Our home. We live in the same expat-y suburb, but last year we were the only Americans (I think) in our building, as our employer was renting just one or two flats there. Now, we’re in a building owned by my employer and occupied by, yup, Americans. Well, that’s not exactly true. We have some American-Egyptian families here, but it’s not like being in our old building, where we interacted more frequently with our bowab and Egyptian neighbors.
Our club. Last fall we were missing our yard and frustrated by the lack of public parks and greenspaces here in Egypt. We found the solution in joining a recreational club (it’d be like joining the JCC or YMCA if your town didn’t have any public playgrounds or rec centers), and it’s populated mostly by Americans.

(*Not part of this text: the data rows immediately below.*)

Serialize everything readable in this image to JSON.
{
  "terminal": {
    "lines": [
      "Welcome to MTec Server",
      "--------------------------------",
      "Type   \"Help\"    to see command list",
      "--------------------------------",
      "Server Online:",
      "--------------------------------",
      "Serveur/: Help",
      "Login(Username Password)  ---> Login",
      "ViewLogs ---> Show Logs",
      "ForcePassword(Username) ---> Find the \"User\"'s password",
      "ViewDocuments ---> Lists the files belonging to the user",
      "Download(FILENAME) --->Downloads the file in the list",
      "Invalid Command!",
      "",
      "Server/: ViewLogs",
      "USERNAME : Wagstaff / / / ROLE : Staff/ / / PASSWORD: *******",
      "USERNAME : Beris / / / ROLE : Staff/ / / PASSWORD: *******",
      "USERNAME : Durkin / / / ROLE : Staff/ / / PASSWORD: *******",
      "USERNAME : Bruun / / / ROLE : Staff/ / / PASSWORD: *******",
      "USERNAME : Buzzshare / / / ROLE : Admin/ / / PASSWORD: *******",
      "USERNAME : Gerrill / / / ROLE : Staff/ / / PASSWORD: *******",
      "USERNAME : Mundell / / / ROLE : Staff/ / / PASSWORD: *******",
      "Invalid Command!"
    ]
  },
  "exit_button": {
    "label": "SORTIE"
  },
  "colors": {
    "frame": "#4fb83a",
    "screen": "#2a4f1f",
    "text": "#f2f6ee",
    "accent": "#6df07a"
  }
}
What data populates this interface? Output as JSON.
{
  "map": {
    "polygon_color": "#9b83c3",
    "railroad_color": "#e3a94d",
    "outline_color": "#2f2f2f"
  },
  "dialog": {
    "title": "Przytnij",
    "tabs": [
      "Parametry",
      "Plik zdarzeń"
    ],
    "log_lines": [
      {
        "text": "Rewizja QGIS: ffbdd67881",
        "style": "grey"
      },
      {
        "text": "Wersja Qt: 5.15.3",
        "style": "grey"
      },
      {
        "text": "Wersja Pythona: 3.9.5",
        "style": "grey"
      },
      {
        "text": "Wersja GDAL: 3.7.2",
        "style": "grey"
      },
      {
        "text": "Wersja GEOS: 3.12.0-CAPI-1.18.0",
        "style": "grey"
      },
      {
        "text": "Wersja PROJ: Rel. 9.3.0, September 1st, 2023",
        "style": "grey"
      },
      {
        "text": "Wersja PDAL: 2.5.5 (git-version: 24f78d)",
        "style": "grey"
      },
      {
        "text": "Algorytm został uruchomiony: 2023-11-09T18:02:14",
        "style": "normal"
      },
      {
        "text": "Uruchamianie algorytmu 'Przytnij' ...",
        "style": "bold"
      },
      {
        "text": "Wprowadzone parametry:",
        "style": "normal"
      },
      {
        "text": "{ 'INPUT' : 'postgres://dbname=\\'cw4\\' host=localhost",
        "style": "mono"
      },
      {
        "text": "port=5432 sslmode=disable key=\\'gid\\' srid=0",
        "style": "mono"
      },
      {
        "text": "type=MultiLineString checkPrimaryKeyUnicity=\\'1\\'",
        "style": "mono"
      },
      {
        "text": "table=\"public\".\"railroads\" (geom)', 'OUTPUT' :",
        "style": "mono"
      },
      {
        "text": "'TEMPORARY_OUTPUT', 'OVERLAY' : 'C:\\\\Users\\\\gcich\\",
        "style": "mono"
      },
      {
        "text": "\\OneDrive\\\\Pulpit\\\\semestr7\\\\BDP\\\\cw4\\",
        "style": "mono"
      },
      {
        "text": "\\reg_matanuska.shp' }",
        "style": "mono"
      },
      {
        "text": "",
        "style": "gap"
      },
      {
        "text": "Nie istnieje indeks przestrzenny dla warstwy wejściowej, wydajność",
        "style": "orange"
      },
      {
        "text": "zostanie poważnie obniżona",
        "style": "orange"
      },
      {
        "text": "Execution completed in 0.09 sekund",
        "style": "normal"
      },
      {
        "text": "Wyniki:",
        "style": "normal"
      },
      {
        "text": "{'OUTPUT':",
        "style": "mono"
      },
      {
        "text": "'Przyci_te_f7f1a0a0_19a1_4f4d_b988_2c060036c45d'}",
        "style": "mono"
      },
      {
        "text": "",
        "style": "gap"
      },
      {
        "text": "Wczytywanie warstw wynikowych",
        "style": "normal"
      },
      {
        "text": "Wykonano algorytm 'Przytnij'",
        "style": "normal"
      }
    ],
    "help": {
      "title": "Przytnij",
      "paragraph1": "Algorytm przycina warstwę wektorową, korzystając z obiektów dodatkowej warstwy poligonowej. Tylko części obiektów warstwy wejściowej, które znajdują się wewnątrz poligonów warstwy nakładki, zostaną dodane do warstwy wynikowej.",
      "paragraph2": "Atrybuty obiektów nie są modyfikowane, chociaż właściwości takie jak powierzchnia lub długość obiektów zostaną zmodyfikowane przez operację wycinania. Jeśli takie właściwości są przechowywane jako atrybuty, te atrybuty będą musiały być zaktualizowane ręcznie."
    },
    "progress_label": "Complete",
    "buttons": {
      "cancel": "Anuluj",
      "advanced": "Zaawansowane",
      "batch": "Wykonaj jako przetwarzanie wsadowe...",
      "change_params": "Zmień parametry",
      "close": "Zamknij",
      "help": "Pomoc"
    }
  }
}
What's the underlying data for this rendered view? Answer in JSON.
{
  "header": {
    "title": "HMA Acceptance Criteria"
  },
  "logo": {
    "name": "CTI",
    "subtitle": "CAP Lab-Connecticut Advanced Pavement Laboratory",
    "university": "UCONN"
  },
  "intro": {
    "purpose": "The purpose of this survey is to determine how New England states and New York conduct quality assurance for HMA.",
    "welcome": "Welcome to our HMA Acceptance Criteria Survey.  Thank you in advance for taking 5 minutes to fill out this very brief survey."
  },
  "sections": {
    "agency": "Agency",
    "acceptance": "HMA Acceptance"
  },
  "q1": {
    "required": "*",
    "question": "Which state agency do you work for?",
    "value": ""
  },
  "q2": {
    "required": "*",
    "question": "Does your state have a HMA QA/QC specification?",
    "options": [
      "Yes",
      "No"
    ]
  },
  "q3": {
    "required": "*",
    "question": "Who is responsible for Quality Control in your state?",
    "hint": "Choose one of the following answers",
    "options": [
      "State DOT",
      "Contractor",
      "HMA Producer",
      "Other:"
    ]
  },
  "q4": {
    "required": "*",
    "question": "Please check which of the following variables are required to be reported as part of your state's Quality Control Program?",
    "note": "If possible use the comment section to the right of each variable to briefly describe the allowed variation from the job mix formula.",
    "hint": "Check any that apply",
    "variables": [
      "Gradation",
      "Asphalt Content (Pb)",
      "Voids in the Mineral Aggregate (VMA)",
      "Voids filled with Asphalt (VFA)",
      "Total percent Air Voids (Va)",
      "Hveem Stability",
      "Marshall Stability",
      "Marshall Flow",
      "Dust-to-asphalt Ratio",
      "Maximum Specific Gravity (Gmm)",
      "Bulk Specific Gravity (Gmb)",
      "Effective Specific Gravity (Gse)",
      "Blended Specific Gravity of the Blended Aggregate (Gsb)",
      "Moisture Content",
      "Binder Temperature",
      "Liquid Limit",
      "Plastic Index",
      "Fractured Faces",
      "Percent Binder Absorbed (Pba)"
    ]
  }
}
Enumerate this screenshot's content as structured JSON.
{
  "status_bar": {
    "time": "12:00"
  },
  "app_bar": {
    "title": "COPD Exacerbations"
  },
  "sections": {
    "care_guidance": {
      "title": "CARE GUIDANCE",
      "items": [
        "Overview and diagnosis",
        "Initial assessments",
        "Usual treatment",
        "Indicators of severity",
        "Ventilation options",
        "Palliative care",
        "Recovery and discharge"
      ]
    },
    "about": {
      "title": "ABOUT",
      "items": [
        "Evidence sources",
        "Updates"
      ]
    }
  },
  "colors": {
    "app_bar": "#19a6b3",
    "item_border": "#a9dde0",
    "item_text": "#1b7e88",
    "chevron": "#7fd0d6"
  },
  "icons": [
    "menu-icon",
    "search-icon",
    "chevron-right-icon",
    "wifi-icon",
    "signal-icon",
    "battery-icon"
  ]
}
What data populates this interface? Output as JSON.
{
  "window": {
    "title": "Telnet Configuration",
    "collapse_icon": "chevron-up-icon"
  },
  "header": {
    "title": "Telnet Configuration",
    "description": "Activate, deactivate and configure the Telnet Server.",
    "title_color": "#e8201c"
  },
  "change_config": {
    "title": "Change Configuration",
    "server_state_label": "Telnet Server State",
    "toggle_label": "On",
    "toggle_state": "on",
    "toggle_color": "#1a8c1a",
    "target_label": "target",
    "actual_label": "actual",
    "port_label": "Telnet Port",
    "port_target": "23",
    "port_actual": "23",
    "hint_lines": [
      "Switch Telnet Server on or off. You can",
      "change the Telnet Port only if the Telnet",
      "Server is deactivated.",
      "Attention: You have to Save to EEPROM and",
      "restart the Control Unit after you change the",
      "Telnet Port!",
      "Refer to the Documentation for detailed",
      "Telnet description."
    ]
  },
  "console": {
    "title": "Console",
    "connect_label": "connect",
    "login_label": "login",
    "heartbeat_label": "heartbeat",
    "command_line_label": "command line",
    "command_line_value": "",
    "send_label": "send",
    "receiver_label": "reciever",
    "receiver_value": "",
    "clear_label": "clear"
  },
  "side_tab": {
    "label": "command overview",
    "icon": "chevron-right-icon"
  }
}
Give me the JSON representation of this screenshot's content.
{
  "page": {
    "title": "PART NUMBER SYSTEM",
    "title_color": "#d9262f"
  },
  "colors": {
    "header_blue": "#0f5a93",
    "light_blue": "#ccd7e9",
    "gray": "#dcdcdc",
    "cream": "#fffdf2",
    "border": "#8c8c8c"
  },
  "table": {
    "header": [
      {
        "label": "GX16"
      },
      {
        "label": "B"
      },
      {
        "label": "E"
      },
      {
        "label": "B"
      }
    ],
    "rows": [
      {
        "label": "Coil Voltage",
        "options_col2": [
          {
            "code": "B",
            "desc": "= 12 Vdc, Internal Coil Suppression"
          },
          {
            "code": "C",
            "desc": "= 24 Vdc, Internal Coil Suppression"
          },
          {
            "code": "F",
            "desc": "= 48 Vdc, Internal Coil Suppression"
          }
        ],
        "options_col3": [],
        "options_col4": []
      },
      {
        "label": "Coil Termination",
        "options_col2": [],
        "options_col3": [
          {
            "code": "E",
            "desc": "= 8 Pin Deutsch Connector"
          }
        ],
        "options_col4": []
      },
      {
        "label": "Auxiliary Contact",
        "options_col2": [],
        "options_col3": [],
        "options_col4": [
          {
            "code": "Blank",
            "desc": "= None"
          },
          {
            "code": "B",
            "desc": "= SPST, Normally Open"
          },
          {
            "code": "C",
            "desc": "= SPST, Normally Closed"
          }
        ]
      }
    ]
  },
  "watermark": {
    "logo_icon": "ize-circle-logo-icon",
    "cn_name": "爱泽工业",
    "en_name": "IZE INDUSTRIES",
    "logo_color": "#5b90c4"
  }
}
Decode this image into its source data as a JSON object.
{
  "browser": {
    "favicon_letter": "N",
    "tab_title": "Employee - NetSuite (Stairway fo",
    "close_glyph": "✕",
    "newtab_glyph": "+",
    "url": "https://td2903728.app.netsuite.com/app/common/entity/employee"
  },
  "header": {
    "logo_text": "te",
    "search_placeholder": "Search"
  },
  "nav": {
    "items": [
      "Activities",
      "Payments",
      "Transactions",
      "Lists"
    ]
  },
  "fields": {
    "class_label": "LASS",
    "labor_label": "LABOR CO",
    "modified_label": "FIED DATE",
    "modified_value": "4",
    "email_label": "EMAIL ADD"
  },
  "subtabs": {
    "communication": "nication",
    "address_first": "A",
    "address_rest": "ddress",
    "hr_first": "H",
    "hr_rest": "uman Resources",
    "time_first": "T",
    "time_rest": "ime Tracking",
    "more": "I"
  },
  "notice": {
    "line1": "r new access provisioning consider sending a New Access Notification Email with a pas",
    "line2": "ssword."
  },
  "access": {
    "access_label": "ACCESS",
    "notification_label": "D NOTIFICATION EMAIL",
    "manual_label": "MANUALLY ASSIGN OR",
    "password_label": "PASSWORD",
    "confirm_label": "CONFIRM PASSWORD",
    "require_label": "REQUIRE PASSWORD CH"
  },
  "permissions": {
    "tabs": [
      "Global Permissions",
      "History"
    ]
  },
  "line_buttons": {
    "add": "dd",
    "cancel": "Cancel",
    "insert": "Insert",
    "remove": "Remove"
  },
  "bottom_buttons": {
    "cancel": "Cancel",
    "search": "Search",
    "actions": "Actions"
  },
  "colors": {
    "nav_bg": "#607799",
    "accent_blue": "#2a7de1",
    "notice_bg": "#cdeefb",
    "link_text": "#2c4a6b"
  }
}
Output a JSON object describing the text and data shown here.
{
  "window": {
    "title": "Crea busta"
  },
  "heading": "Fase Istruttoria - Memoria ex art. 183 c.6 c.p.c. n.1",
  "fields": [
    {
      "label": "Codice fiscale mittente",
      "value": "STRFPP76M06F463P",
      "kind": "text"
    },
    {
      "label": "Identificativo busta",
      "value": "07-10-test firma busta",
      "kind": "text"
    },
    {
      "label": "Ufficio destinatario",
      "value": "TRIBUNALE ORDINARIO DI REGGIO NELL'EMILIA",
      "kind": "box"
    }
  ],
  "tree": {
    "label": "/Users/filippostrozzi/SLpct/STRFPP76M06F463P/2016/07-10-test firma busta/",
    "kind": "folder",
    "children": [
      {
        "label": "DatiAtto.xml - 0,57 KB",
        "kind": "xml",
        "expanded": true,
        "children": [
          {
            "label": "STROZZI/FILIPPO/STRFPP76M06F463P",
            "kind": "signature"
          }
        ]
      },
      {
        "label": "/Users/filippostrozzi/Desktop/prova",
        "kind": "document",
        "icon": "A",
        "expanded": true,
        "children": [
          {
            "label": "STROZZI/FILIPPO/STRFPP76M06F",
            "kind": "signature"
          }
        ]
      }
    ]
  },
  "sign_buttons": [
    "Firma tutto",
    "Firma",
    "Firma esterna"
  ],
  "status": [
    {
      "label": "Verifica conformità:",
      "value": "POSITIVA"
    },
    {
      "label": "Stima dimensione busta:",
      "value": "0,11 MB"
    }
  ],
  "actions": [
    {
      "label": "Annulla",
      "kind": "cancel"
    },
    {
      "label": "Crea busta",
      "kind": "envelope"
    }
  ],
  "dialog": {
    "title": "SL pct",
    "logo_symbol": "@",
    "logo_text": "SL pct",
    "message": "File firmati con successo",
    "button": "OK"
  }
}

Of course we are still in Egypt–I was reminded of that this morning, when I brought the pup to the vet in a taxi driven by a man who was clearly trying very hard not to be cranky even though he was hot and tired and hungry and thirsty, all a result of his Ramadan fast.
But some things are much easier in Americaland. Lately I find myself wearing some skirts that cover my knees but don’t hit my ankles, skirts I tucked away in storage all of last year. And as a friend pointed out, immigrant communities in every country tend to stick together. Still, it’s not exactly the foreign-immersion experience we expected.